UN Agencies Renew Call to Support Seafarers During Pandemic

Four UN agencies are calling for stakeholders to limit the effects of the COVID-19 Omicron variant on crew, while also safeguarding the health and wellbeing of seafarers and avoiding supply chain disruptions. Image via the Institute for Apprenticeships and Technical Education.

Four United Nations agencies on Feb. 28 issued a joint statement urging stakeholders to collaborate to prevent undue hardship to seafarers during the ongoing COVID-19 pandemic.

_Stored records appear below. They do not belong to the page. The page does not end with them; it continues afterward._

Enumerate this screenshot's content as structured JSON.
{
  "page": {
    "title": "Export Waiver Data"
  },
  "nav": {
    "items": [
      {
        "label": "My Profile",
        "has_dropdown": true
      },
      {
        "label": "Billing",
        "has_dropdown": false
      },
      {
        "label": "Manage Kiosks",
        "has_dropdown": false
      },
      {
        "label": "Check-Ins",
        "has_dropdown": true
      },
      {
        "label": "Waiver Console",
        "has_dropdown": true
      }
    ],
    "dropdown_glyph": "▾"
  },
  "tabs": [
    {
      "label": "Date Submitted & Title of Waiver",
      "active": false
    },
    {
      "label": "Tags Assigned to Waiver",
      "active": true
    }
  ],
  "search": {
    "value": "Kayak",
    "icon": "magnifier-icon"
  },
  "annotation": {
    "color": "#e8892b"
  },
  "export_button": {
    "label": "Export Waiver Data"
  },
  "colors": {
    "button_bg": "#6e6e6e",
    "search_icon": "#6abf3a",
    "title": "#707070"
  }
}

The International Labour Organization (ILO), International Maritime Organization (IMO), United Nations Conference on Trade and Development (UNCTAD) and the World Health Organization (WHO) issued a joint statement asking stakeholders to take action to support the world’s 1.9 million seafarers from being unduly impacted by the ongoing COVID-19 pandemic and associated restrictions.

The statement came in the wake of the Omicron COVID-19 variant of concern (VOC), which has, once again, caused many countries to close their borders, curtail crew movements, require additional vaccinations and approved paperwork, and in some cases, deny seafarers access to appropriate medical care, according to the London-based IMO.

The UN agencies warn that the impact of these actions would not only cause undue hardship but could also create supply chain disruptions that would affect the global population.

“Throughout the pandemic, the world’s 1.9 million seafarers, many of whom are from developing countries, have played a vital role in ensuring the continuous flow of critical goods along supply chains, hence keeping the world’s shipping and trade moving,” the joint statement says in part.

“However, as a result of some of the international traffic-related measures that have been put in place to mitigate the health and health systems impacts of the spread of the virus, many seafarers are still unable to leave ships, remaining stranded at sea far beyond the expiration dates of their contracts and the default 11-month maximum period of continuous service on board, as required by the Maritime Labour Convention,” the statement continued.

“For the same reasons, some seafarers have been unable to join ships to replace stranded crews, leading to a significant loss of income and resulting in hardship for seafarers and their families,” the statement explains. “This humanitarian crew change crisis has resulted in significant mental strain, fatigue and consequently increased the risk of accidents, imperiling working conditions in the shipping sector.”

While the number of seafarers that remain stranded has decreased, it remains considerable and further efforts must be made to rectify the situation and alleviate the continuing crisis, according to the statement’s signatories. Moreover, they say, the full impact of the Omicron variant and related response measures on crew changes isn’t yet clear and further significant virus variants could yet emerge.

The United Nations agencies are calling for common and proactive approaches to address evolving challenges to international shipping and its key workers, minimize adverse impacts on seafarers and their families, as well as on global trade, supply chains and sustainable development, while continuing to protect local communities.

The agencies reiterated 10 actions that can be taken, summarized below:

  1. Ensuring seafarers can access medical care and medical evacuation if needed.
  2. Granting seafarers “key worker” designation, removing barriers to crew change and safe movement across borders, and recognizing relevant documentation for this purpose.
  3. Prioritizing seafarer vaccination in national COVID-19 vaccination programs and exempting them proof of vaccination as the only mandatory condition for entry, in accordance with WHO recommendations.
  4. Providing access to COVID-19 tests and appropriate personal protective equipment.
  5. Ensuring consistent application of internationally agreed protocols and standards and avoiding punitive measures, fines and excessive costs.
  6. Adopting the latest legal instruments and ensuring their implementation.
  7. Implementing WHO sector-specific guidance for the management of COVID-19 on board cargo ships and fishing vessels.
  8. Provision of public key certificates associated with any health proof to relevant trust networks, such as ICAO for international travel.
  9. Regularly updating relevant guidance and mechanisms in line with developments and evolving scientific insights on medical emergencies at sea.
  10. Working to keep seafarers safe, limiting disruption to supply chains, and preventing the unchecked spread of emerging COVID variants, which could prolong the pandemic and its wide-ranging socioeconomic consequences.

“To maintain recent positive trends, governments and industry, in collaboration with international organizations, need to scale up their common efforts to limit the effects of emerging variants on crew changes while safeguarding the health and wellbeing of seafarers and global communities,” the signatories wrote in their joint statement.